South Korea and Germany have been working closely together, to be exact marking 140 years of diplomatic relations in 2023. The two nations have been tackling global challenges, such as climate change. But also in terms of history, the two countries share similar experiences of a painful division. Before the fall of the Berlin Wall on November 9th 1989, Germany was divided by an impassable inner border for 40 years. This year, 33 years have passed since the official reunification in 1990. Unfortunately, until today, the Korean Peninsula is still divided, surpassing 77 years of division. Still, Koreans have not yet given up the dream of reunification and on its way towards peace, South Korea often uses the example of a reunified Germany as inspiration.
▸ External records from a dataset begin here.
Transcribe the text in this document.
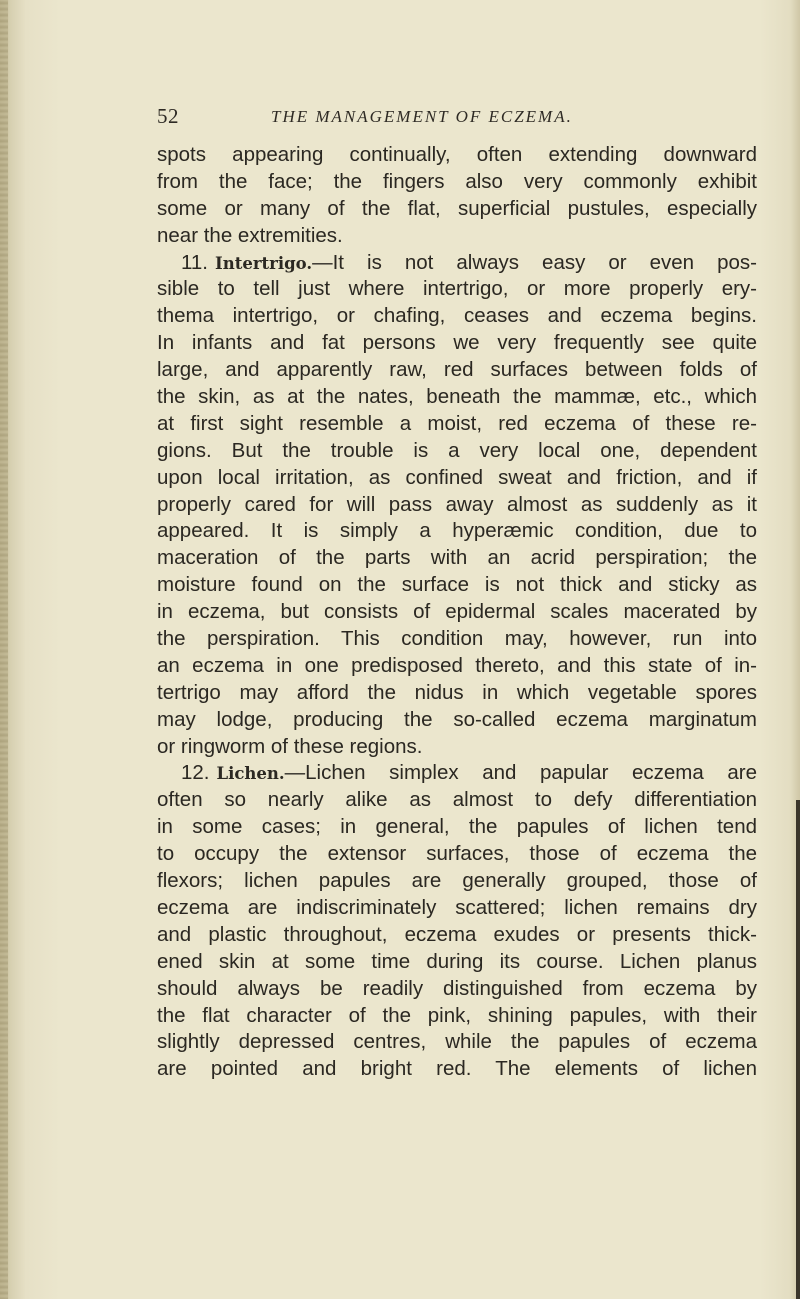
52	THE MANAGEMENT OF ECZEMA.
spots appearing continually, often extending downward
from the face; the fingers also very commonly exhibit
some or many of the flat, superficial pustules, especially
near the extremities.
11. Intertrigo.—It is not always easy or even pos-
sible to tell just where intertrigo, or more properly ery-
thema intertrigo, or chafing, ceases and eczema begins.
In infants and fat persons we very frequently see quite
large, and apparently raw, red surfaces between folds of
the skin, as at the nates, beneath the mammæ, etc., which
at first sight resemble a moist, red eczema of these re-
gions. But the trouble is a very local one, dependent
upon local irritation, as confined sweat and friction, and if
properly cared for will pass away almost as suddenly as it
appeared. It is simply a hyperæmic condition, due to
maceration of the parts with an acrid perspiration; the
moisture found on the surface is not thick and sticky as
in eczema, but consists of epidermal scales macerated by
the perspiration. This condition may, however, run into
an eczema in one predisposed thereto, and this state of in-
tertrigo may afford the nidus in which vegetable spores
may lodge, producing the so-called eczema marginatum
or ringworm of these regions.
12. Lichen.—Lichen simplex and papular eczema are
often so nearly alike as almost to defy differentiation
in some cases; in general, the papules of lichen tend
to occupy the extensor surfaces, those of eczema the
flexors; lichen papules are generally grouped, those of
eczema are indiscriminately scattered; lichen remains dry
and plastic throughout, eczema exudes or presents thick-
ened skin at some time during its course. Lichen planus
should always be readily distinguished from eczema by
the flat character of the pink, shining papules, with their
slightly depressed centres, while the papules of eczema
are pointed and bright red. The elements of lichen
Also, HSF Korea has supported the process of reconciliation on the Korean Peninsula sharing the German experiences of division and unification and discussing its implications

 

On December 1st, SONOSA organized the KOR-GER Knowledge Sharing Seminar,  an initiative of Ms. Hwa Soon Nam, General Director of the Humanitarian Development Coorperation  Dept., at the L’Escape Hotel, to establish a place for communication, and listen to the thoughts of young people living on the Korean Peninsula and in Germany on peace and reunification. The speakers Nastassja Amling and Mieke Krupp, both research interns at the HSF, were invited to present cooperation cases of Germany and humanitarian aid projects and share their thoughts and personal experience on post-reunification in Germany. At the roundtable, all participants had the chance to interact and discuss the definition of peace, the necessity of reunification and their personal feelings about a unified Germany and a divided Korean Peninsula. Towards the end, Ms. Amling and Ms. Krupp were interviewed on whether young people born after reunification feel differences in their perception of East and West Germany, as both are part of the “Generation Einheit”, the generation that grew up in a unified Germany.